Basically, the difference comes down to an absence of a clear Region policy, supported by all the V.I. clubs, regarding public access to private land. The BCWF, Provincially and Regionally, have always advocated for public access to public lands but, other than the BCWF Outdoor Passport Program for access to private lands by BCWF members, there is no clear policy regarding advocacy for general public access to those same lands.
Logging companies have increased their outreach to local F&G clubs, ATV clubs, fisherfolks, horse people, etc in the recent past. Their focus has been, understandably, on groups that have demonstrated responsible use of our landscape most with liability coverage for their members. Usually these invitations have been to local clubs separate from the V.I. Region who has been the spokesman for us. This has resulted in some disconnect between the V.I Region Access Committee and some clubs with the Victoria F&G club negotiating an access agreement for their members only exclusive of other BCWF affiliated club members. This separation is contrary to the principle of inclusion which is at the very heart of BCWF service to its members.
Unqualified access to the general public has been a non-starter for any private land owner and any group advocating this starts out on the wrong foot in discussions with private land holders regarding access to their properties. Some conditions to accessing private lands can be negotiated; others must be accepted and restrictions on who is admissible are to be expected.
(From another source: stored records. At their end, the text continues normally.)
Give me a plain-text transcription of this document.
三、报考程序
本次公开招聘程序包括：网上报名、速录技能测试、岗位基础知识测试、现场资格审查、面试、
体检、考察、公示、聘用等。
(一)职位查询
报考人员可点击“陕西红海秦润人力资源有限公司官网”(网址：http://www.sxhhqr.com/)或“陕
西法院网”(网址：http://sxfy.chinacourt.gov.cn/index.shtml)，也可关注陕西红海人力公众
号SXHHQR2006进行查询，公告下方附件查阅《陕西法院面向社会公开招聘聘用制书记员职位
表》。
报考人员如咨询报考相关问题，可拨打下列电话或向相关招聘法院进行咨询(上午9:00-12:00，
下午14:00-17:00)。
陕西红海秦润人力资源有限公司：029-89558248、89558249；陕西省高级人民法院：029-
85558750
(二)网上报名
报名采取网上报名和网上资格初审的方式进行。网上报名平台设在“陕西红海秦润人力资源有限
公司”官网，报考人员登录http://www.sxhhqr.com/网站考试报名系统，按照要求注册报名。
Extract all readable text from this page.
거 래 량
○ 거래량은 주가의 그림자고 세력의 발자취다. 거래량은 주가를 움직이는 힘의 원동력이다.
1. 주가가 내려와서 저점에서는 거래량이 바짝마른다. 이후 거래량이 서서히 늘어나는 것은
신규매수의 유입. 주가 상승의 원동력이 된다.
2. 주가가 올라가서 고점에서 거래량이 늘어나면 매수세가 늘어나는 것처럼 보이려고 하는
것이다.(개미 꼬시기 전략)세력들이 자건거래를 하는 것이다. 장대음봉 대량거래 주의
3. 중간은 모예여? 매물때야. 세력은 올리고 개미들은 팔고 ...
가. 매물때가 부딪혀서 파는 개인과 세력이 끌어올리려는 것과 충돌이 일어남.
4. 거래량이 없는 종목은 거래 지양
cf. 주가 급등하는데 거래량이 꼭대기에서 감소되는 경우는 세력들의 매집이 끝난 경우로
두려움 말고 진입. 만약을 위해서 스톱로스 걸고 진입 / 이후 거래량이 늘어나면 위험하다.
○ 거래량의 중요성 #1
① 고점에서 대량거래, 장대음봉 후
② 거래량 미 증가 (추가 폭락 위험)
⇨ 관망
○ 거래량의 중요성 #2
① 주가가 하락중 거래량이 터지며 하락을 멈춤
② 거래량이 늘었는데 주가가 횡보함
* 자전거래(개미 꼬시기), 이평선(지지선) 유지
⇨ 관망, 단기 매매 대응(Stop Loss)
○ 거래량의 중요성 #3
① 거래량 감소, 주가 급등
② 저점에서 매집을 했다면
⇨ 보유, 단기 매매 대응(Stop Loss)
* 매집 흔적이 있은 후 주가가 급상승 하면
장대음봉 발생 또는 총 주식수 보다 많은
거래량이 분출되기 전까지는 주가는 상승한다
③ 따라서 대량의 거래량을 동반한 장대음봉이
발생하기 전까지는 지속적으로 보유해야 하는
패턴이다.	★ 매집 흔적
Our club has ongoing discussion with Island Timberlands around access to their lands. We have leaned towards access for any BCWF member, not just our club members in the expectation that a neighbouring club would speak likewise. As a club we have good intuition regarding private landowners interests and been fairly silent on access for the general public. Our Region representatives, however, are more vocal about allowing access on a broader scale. So far we are all getting along but it would be a sad day if the clubs get Balkanized by different agreements on access to Private lands. All the clubs, except the Victoria club it would seem, realize this and support getting together with our Regional representatives to review the current policy around access to private lands for mutual support.
This subject is currently the main subject of discussion and action by the F&G clubs on Vancouver Island.